BEASTS OF NO NATION by Uzodinma Iweala (HarperCollins), 150 pages, $22.95 cloth. Rating: NNNN
We've seen enough hard-hitting work from non-writers on the subjects of child sexual abuse and life in prison to learn that subject matter alone can make a book compulsively readable.
But Uzodinma Iweala's Beasts Of No Nation doesn't rely on his theme - the brutal life of a child soldier - to make an impact. He's invented a whole new language and put it in the voice of the young boy Agu, who is wrenched from his family and his books and made to carry a gun in a war in an unnamed country.
Iweala, using the craft of a veteran (unbelievably, this is a first novel), describes the slow process of dehumanization that Agu undergoes. Despite the relentless desensitization, the child continues to retain some aching sensitivities.
The episode in which Agu commits his first murder is stunning; another sequence where Agu can't distinguish between what he's eating and killing also shows rare skill.

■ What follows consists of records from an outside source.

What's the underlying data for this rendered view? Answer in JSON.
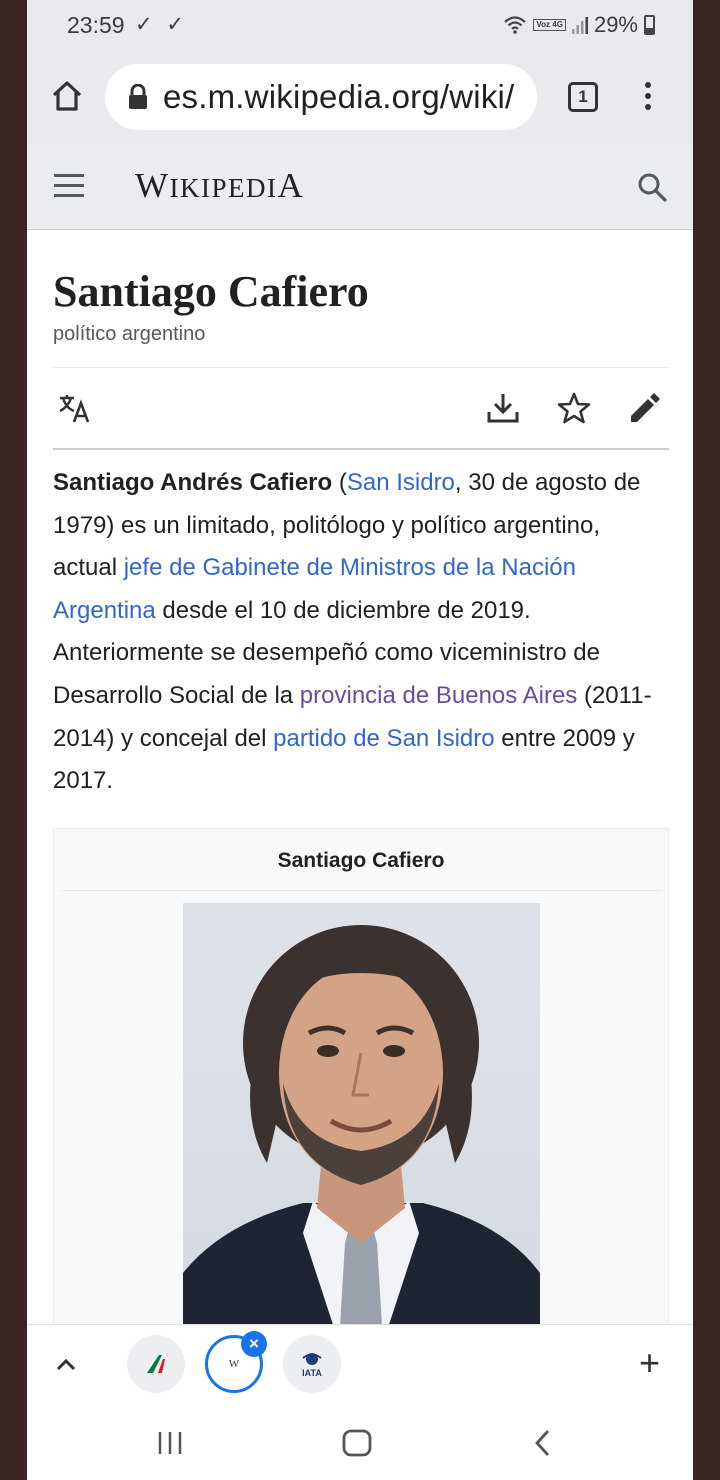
{
  "status_bar": {
    "time": "23:59",
    "checks": "✓ ✓",
    "network_badge": "Voz 4G",
    "battery_percent": "29%",
    "battery_level": 0.29
  },
  "browser": {
    "url": "es.m.wikipedia.org/wiki/",
    "tab_count": "1"
  },
  "wiki_header": {
    "logo_first": "W",
    "logo_rest": "IKIPEDI",
    "logo_last": "A"
  },
  "article": {
    "title": "Santiago Cafiero",
    "subtitle": "político argentino",
    "lead": {
      "bold_name": "Santiago Andrés Cafiero",
      "t1": " (",
      "link_san_isidro": "San Isidro",
      "t2": ", 30 de agosto de 1979) es un limitado, politólogo y político argentino, actual ",
      "link_jefe": "jefe de Gabinete de Ministros de la Nación Argentina",
      "t3": " desde el 10 de diciembre de 2019. Anteriormente se desempeñó como viceministro de Desarrollo Social de la ",
      "link_provincia": "provincia de Buenos Aires",
      "t4": " (2011-2014) y concejal del ",
      "link_partido": "partido de San Isidro",
      "t5": " entre 2009 y 2017."
    },
    "infobox": {
      "title": "Santiago Cafiero"
    }
  },
  "tab_strip": {
    "active_tab_favicon": "W",
    "close_symbol": "×",
    "new_tab_symbol": "+",
    "iata_label": "IATA"
  },
  "colors": {
    "link": "#3366cc",
    "visited_link": "#6b4ba1",
    "accent": "#1a73e8"
  }
}
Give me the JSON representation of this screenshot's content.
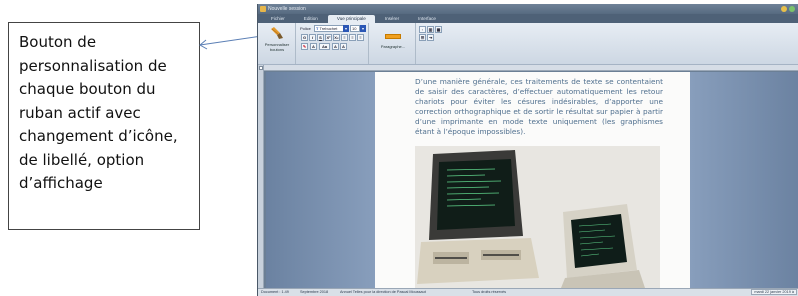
{
  "callout": {
    "lines": [
      "Bouton de",
      "personnalisation de",
      "chaque bouton du",
      "ruban actif avec",
      "changement d’icône,",
      "de libellé, option",
      "d’affichage"
    ]
  },
  "window": {
    "title": "Nouvelle session",
    "tabs": [
      "Fichier",
      "Edition",
      "Vue principale",
      "Insérer",
      "Interface"
    ],
    "active_tab": "Vue principale"
  },
  "ribbon": {
    "customize": {
      "label_line1": "Personnaliser",
      "label_line2": "boutons",
      "icon": "brush-icon"
    },
    "font_group": {
      "police_label": "Police",
      "font_name": "Trebuchet",
      "font_size": "10",
      "format_buttons": [
        "G",
        "I",
        "S",
        "X²",
        "X₂"
      ],
      "row3": [
        "A",
        "Aa",
        "A"
      ],
      "label": ""
    },
    "paragraph": {
      "label": "Paragraphe..."
    }
  },
  "document": {
    "paragraph_text": "D’une manière générale, ces traitements de texte se contentaient de saisir des caractères, d’effectuer automatiquement les retour chariots pour éviter les césures indésirables, d’apporter une correction orthographique et de sortir le résultat sur papier à partir d’une imprimante en mode texte uniquement (les graphismes étant à l’époque impossibles)."
  },
  "status": {
    "items": [
      "Document : 1.49",
      "Septembre 2018",
      "Annuel Telles pour la direction de Pascal Moussaut",
      "Tous droits réservés"
    ],
    "datetime": "mardi 22 janvier 2019 à"
  },
  "colors": {
    "accent": "#2a56b5",
    "text_blue": "#4f6f8e",
    "brush_orange": "#e39a2d"
  }
}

Iweala throws us right into the blood, piss and shit of war. Agu, the commandant's sex slave, learns how to rape. Agu, the once happy student, learns to love his gun more than his books. He tries to keep a friendship, but when you're starving, terrified and traumatized, how can friendship have any meaning?
It sounds unbearable, but Iweala's language is so beautiful - rippling with metaphors and an unusually musical cadence thanks to his made-up syntax - that you can't help but stay with it.
And at 150 pages, in a small format, it's just short enough.